Tensions quickly arose between Councilman Jeffrey M. Smith and Hayes as the City Council began discussions about funding for the city’s three public pools.

“There has been whisperings, which we all know of, of closing a city pool,” Councilman Jeffrey M. Smith said. “I suspect that one pool is on staff’s mind to close and that would be Thompson Park pool.”

While Hayes admitted the Thompson Park Municipal Swimming Pool would be the one least worthy of investment over, Smith accused the superintendent of intentionally failing to tell the City Council about the pool’s “disrepair.”

“There is nothing further from the truth,” Hayes said. “For me to do that to you is not criminal, but would be terrible. The only thing worse than that is for someone to intimate that I would do that.”

Hayes said the cost to revamp all pools was estimated to be $357,500 with an option to spread costs out over three years by renovating them one by one.
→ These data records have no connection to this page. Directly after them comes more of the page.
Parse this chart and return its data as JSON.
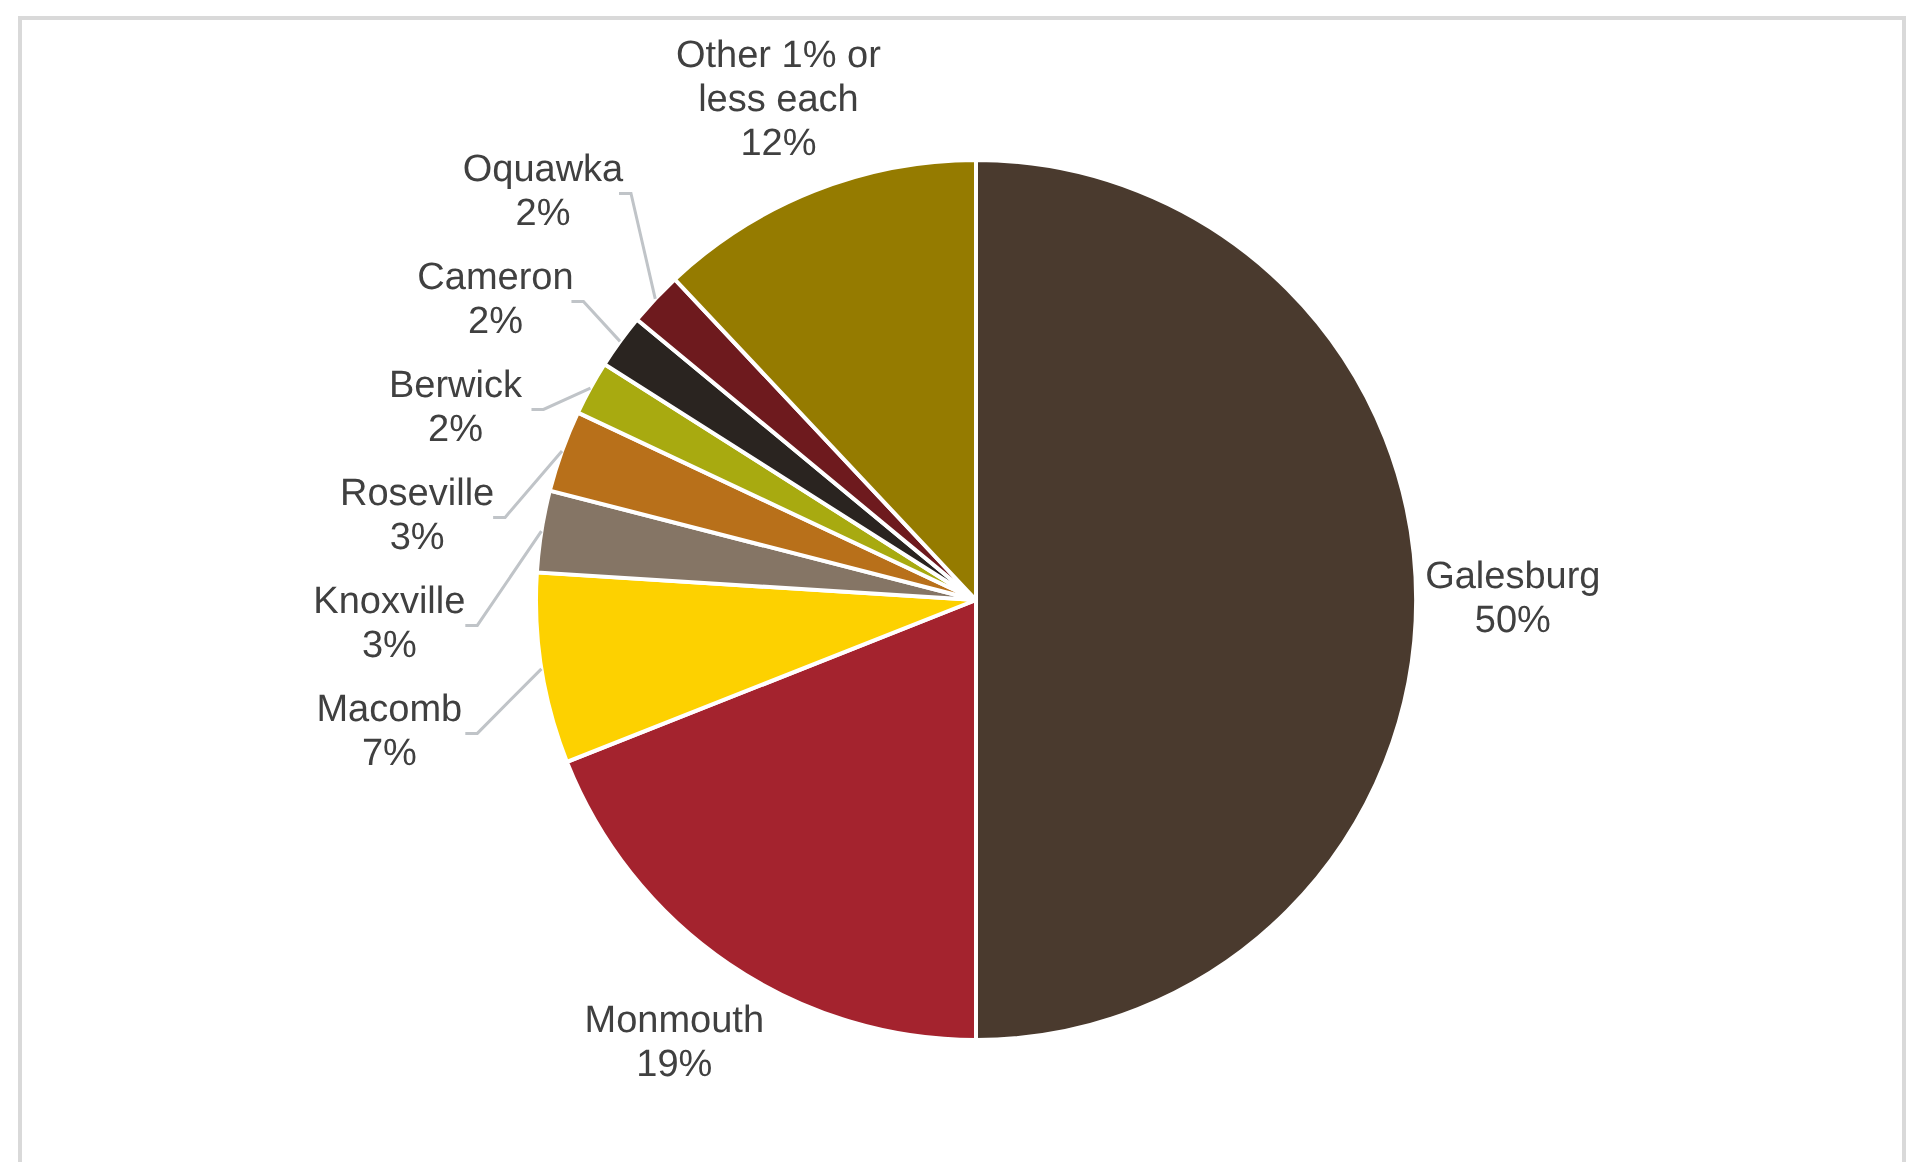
{
  "chart_data": {
    "type": "pie",
    "categories": [
      "Galesburg",
      "Monmouth",
      "Macomb",
      "Knoxville",
      "Roseville",
      "Berwick",
      "Cameron",
      "Oquawka",
      "Other 1% or less each"
    ],
    "values": [
      50,
      19,
      7,
      3,
      3,
      2,
      2,
      2,
      12
    ],
    "value_labels": [
      "50%",
      "19%",
      "7%",
      "3%",
      "3%",
      "2%",
      "2%",
      "2%",
      "12%"
    ],
    "colors": [
      "#4a3a2e",
      "#a4232e",
      "#fdd100",
      "#857565",
      "#b8701a",
      "#a8aa10",
      "#2a2420",
      "#6e1a1e",
      "#957b00"
    ]
  }
}
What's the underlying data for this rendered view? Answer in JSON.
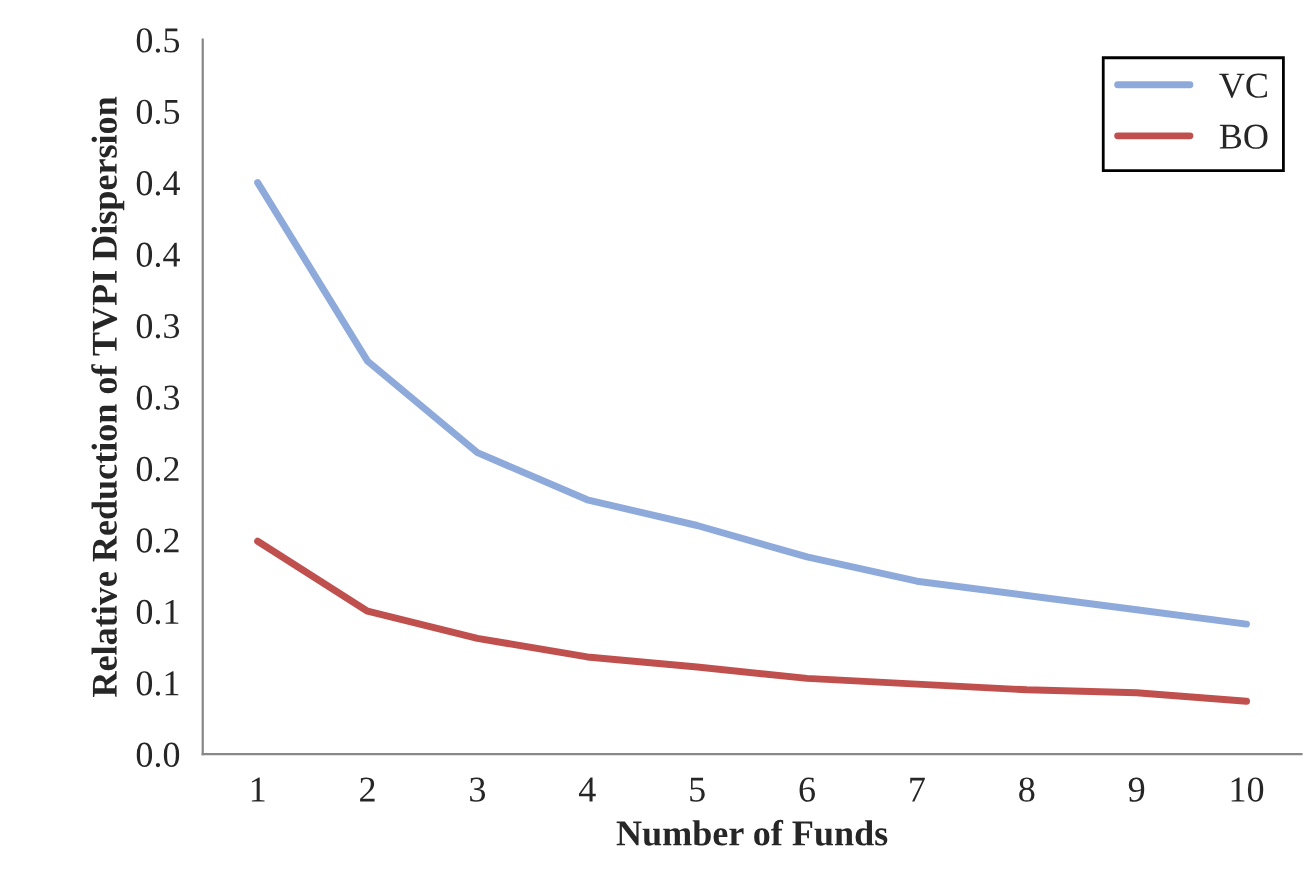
{
  "chart_data": {
    "type": "line",
    "xlabel": "Number of Funds",
    "ylabel": "Relative Reduction of TVPI Dispersion",
    "x": [
      1,
      2,
      3,
      4,
      5,
      6,
      7,
      8,
      9,
      10
    ],
    "series": [
      {
        "name": "VC",
        "color": "#8eaadb",
        "values": [
          0.4,
          0.275,
          0.211,
          0.178,
          0.16,
          0.138,
          0.121,
          0.111,
          0.101,
          0.091
        ]
      },
      {
        "name": "BO",
        "color": "#c0504d",
        "values": [
          0.149,
          0.1,
          0.081,
          0.068,
          0.061,
          0.053,
          0.049,
          0.045,
          0.043,
          0.037
        ]
      }
    ],
    "xlim": [
      0.5,
      10.5
    ],
    "xticks": [
      1,
      2,
      3,
      4,
      5,
      6,
      7,
      8,
      9,
      10
    ],
    "ylim": [
      0,
      0.5
    ],
    "yticks": [
      {
        "value": 0,
        "label": "0.0"
      },
      {
        "value": 0.05,
        "label": "0.1"
      },
      {
        "value": 0.1,
        "label": "0.1"
      },
      {
        "value": 0.15,
        "label": "0.2"
      },
      {
        "value": 0.2,
        "label": "0.2"
      },
      {
        "value": 0.25,
        "label": "0.3"
      },
      {
        "value": 0.3,
        "label": "0.3"
      },
      {
        "value": 0.35,
        "label": "0.4"
      },
      {
        "value": 0.4,
        "label": "0.4"
      },
      {
        "value": 0.45,
        "label": "0.5"
      },
      {
        "value": 0.5,
        "label": "0.5"
      }
    ],
    "legend": "top right",
    "grid": false,
    "marker": "none",
    "line_style": "solid"
  }
}
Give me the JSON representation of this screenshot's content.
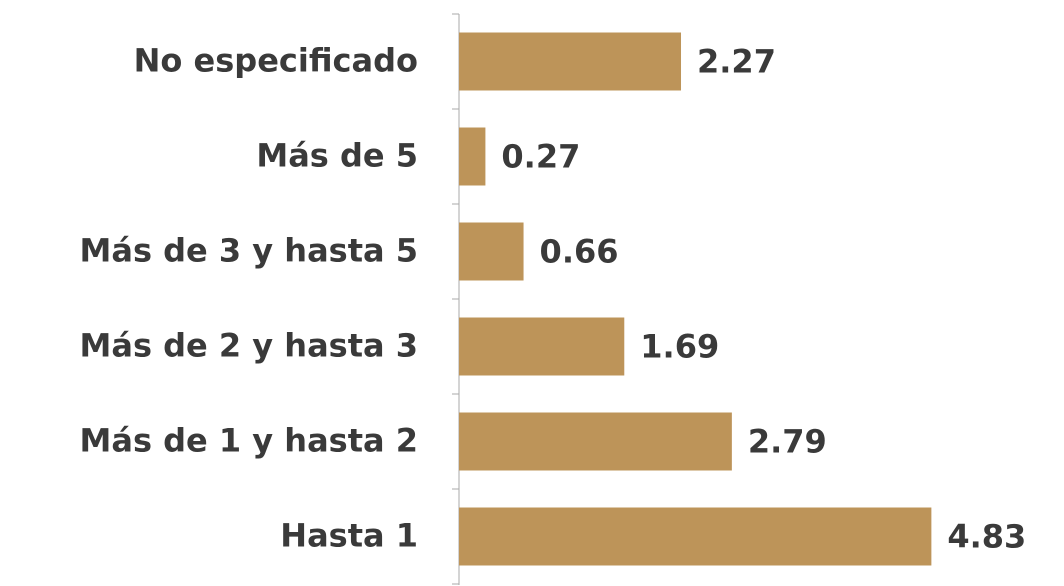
{
  "chart_data": {
    "type": "bar",
    "orientation": "horizontal",
    "categories": [
      "No especificado",
      "Más de 5",
      "Más de 3 y hasta 5",
      "Más de 2 y hasta 3",
      "Más de 1 y hasta 2",
      "Hasta 1"
    ],
    "values": [
      2.27,
      0.27,
      0.66,
      1.69,
      2.79,
      4.83
    ],
    "color": "#bd9459"
  }
}
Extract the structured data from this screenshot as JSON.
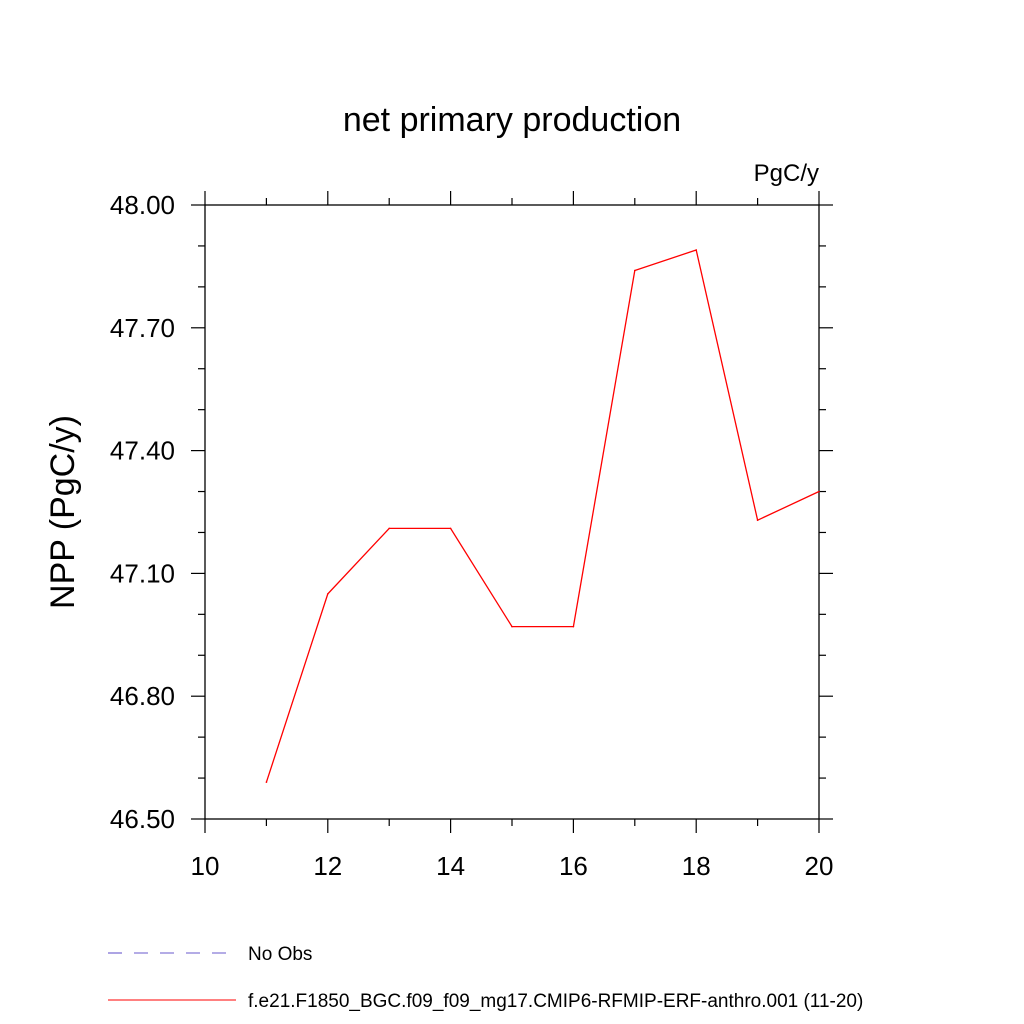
{
  "chart_data": {
    "type": "line",
    "title": "net primary production",
    "units_label": "PgC/y",
    "ylabel": "NPP  (PgC/y)",
    "xlabel": "",
    "xlim": [
      10,
      20
    ],
    "ylim": [
      46.5,
      48.0
    ],
    "x_ticks": [
      10,
      12,
      14,
      16,
      18,
      20
    ],
    "x_tick_labels": [
      "10",
      "12",
      "14",
      "16",
      "18",
      "20"
    ],
    "y_ticks": [
      46.5,
      46.8,
      47.1,
      47.4,
      47.7,
      48.0
    ],
    "y_tick_labels": [
      "46.50",
      "46.80",
      "47.10",
      "47.40",
      "47.70",
      "48.00"
    ],
    "grid": false,
    "legend_position": "bottom",
    "series": [
      {
        "name": "f.e21.F1850_BGC.f09_f09_mg17.CMIP6-RFMIP-ERF-anthro.001 (11-20)",
        "color": "#ff0000",
        "style": "solid",
        "x": [
          11,
          12,
          13,
          14,
          15,
          16,
          17,
          18,
          19,
          20
        ],
        "y": [
          46.59,
          47.05,
          47.21,
          47.21,
          46.97,
          46.97,
          47.84,
          47.89,
          47.23,
          47.3
        ]
      }
    ],
    "legend": [
      {
        "label": "No Obs",
        "color": "#6a5acd",
        "style": "dashed"
      },
      {
        "label": "f.e21.F1850_BGC.f09_f09_mg17.CMIP6-RFMIP-ERF-anthro.001 (11-20)",
        "color": "#ff0000",
        "style": "solid"
      }
    ]
  }
}
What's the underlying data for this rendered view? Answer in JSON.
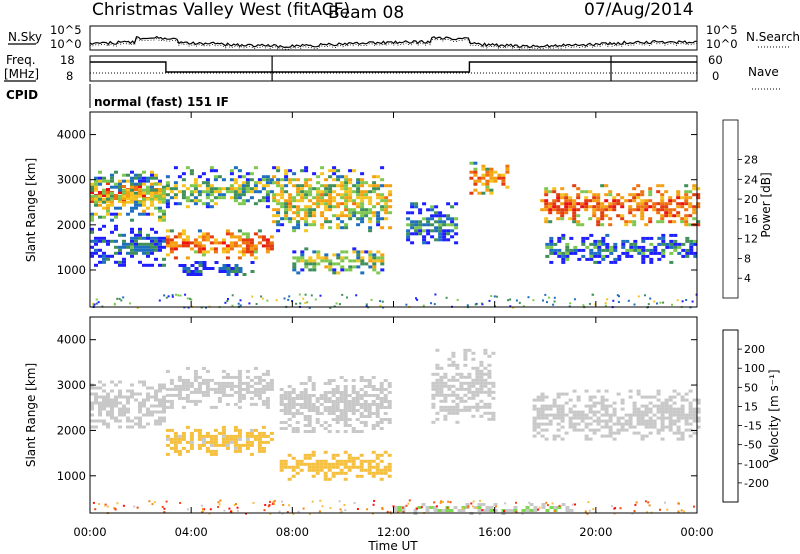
{
  "header": {
    "title": "Christmas Valley West (fitACF)",
    "beam": "Beam 08",
    "date": "07/Aug/2014"
  },
  "noise_panel": {
    "left_label": "N.Sky",
    "right_label": "N.Search",
    "left_ticks": [
      "10^5",
      "10^0"
    ],
    "right_ticks": [
      "10^5",
      "10^0"
    ]
  },
  "freq_panel": {
    "left_label_line1": "Freq.",
    "left_label_line2": "[MHz]",
    "right_label": "Nave",
    "left_ticks": [
      "18",
      "8"
    ],
    "right_ticks": [
      "60",
      "0"
    ]
  },
  "cpid_panel": {
    "label": "CPID",
    "text": "normal (fast) 151 IF"
  },
  "chart_data": [
    {
      "type": "heatmap",
      "name_printed": "",
      "xlabel": "",
      "ylabel": "Slant Range [km]",
      "yticks": [
        "1000",
        "2000",
        "3000",
        "4000"
      ],
      "ylim": [
        180,
        4500
      ],
      "colorbar": {
        "label": "Power [dB]",
        "tick_labels": [
          "4",
          "8",
          "12",
          "16",
          "20",
          "24",
          "28"
        ],
        "range": [
          0,
          30
        ],
        "colors": [
          "#1e1eff",
          "#1f6fbf",
          "#3e8f5a",
          "#7ec850",
          "#f5c420",
          "#f5a010",
          "#f07010",
          "#e33a10",
          "#ee1010"
        ]
      },
      "regions": [
        {
          "t0": 0.0,
          "t1": 3.0,
          "r0": 2500,
          "r1": 2950,
          "level": 26
        },
        {
          "t0": 0.0,
          "t1": 3.0,
          "r0": 2100,
          "r1": 3200,
          "level": 14
        },
        {
          "t0": 0.0,
          "t1": 3.0,
          "r0": 1100,
          "r1": 2000,
          "level": 6
        },
        {
          "t0": 3.0,
          "t1": 7.2,
          "r0": 1300,
          "r1": 1900,
          "level": 24
        },
        {
          "t0": 3.0,
          "t1": 7.2,
          "r0": 2400,
          "r1": 3300,
          "level": 12
        },
        {
          "t0": 3.5,
          "t1": 6.5,
          "r0": 900,
          "r1": 1200,
          "level": 6
        },
        {
          "t0": 7.2,
          "t1": 11.8,
          "r0": 1900,
          "r1": 3300,
          "level": 16
        },
        {
          "t0": 8.0,
          "t1": 11.5,
          "r0": 950,
          "r1": 1500,
          "level": 14
        },
        {
          "t0": 12.5,
          "t1": 14.5,
          "r0": 1600,
          "r1": 2500,
          "level": 8
        },
        {
          "t0": 15.0,
          "t1": 16.5,
          "r0": 2700,
          "r1": 3400,
          "level": 22
        },
        {
          "t0": 17.8,
          "t1": 24.0,
          "r0": 2000,
          "r1": 2900,
          "level": 24
        },
        {
          "t0": 18.0,
          "t1": 24.0,
          "r0": 1200,
          "r1": 1800,
          "level": 8
        }
      ]
    },
    {
      "type": "heatmap",
      "name_printed": "",
      "xlabel": "Time UT",
      "ylabel": "Slant Range [km]",
      "xticks": [
        "00:00",
        "04:00",
        "08:00",
        "12:00",
        "16:00",
        "20:00",
        "00:00"
      ],
      "xlim": [
        0,
        24
      ],
      "yticks": [
        "1000",
        "2000",
        "3000",
        "4000"
      ],
      "ylim": [
        180,
        4500
      ],
      "colorbar": {
        "label": "Velocity [m s⁻¹]",
        "tick_labels": [
          "200",
          "100",
          "50",
          "15",
          "-15",
          "-50",
          "-100",
          "-200"
        ],
        "range": [
          -250,
          250
        ],
        "colors": [
          "#ff1010",
          "#f04a10",
          "#f58a10",
          "#f5c040",
          "#c8c8c8",
          "#7ed850",
          "#3a9a5a",
          "#1f6fbf",
          "#1e3eff"
        ]
      },
      "regions": [
        {
          "t0": 0.0,
          "t1": 3.0,
          "r0": 2100,
          "r1": 3100,
          "level": 0
        },
        {
          "t0": 3.0,
          "t1": 7.2,
          "r0": 1500,
          "r1": 2100,
          "level": -30
        },
        {
          "t0": 3.0,
          "t1": 7.2,
          "r0": 2500,
          "r1": 3400,
          "level": -10
        },
        {
          "t0": 7.5,
          "t1": 11.8,
          "r0": 950,
          "r1": 1550,
          "level": -60
        },
        {
          "t0": 7.5,
          "t1": 11.8,
          "r0": 2000,
          "r1": 3200,
          "level": 0
        },
        {
          "t0": 13.5,
          "t1": 16.0,
          "r0": 2200,
          "r1": 3800,
          "level": 20
        },
        {
          "t0": 17.5,
          "t1": 24.0,
          "r0": 1800,
          "r1": 2900,
          "level": 0
        },
        {
          "t0": 12.0,
          "t1": 19.0,
          "r0": 200,
          "r1": 400,
          "level": 30
        }
      ]
    }
  ]
}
City Manager Mary M. Corriveau added that the Thompson Park Municipal Swimming Pool sees the highest number of patrons, 5,200 each year, with Steve D. Alteri Swimming Pool trailing at 5,000 visitors each year and William J. Flynn Swimming pool accommodating about 2,800.

“Until you close the pool, we will maintain all three in the most logical order that we can,” Hayes told Smith.

While insisting her idea was not a proposal, Councilwoman Roxanne M. Burns said other cities in the process of downtown revitalization have transformed their public fountains into “sprinkle pools,” which largely attract families with children to those areas.

“I think it’s something that might be an interesting thing for us to consider in the future,” Burns said. “There have been a lot of communities that have revitalized their downtown based on that because they might have some sort of water feature.”

The councilwoman touted a “sprinkle pool” by saying it would be less of a burden for parents worried about their children swimming in “deep” city pools.

Discussions soon turned to the Ogilvie site, which was to be an 18-home development built by Neighbors of Watertown Inc., where city workers earlier this year discovered two fuel tanks, one of which is 1,300 gallons, buried underneath the shock rock.

“Why spend $400,000 to clean it up if we’re not going to use it,” Councilman Joseph M. Butler, Jr., asked Kenneth A. Mix, the city’s planning and community development director.

Mix said the budgeted number represents the cost of site cleanup and moving the shock rock somewhere else off-site.

“I think we have an obligation to get that cleaned out of there and do something with it,” Graham said.

The city manager mentioned state funding had “dried up” for the projected project. The city was to build at 620-foot road, named after former Mayor Joseph M. Butler, for $1 million.

“We know we’ve got clean up work to do, we left that in this budget and we’re going to continue working on that,” Corriveau said. “To put a street in at this point in time, until we know there’s funding that might support building the housing, this doesn’t seem like a smart use for land.

Corriveau said the city does have a grant that will help pay for the removal of fuel tanks remaining in the ground.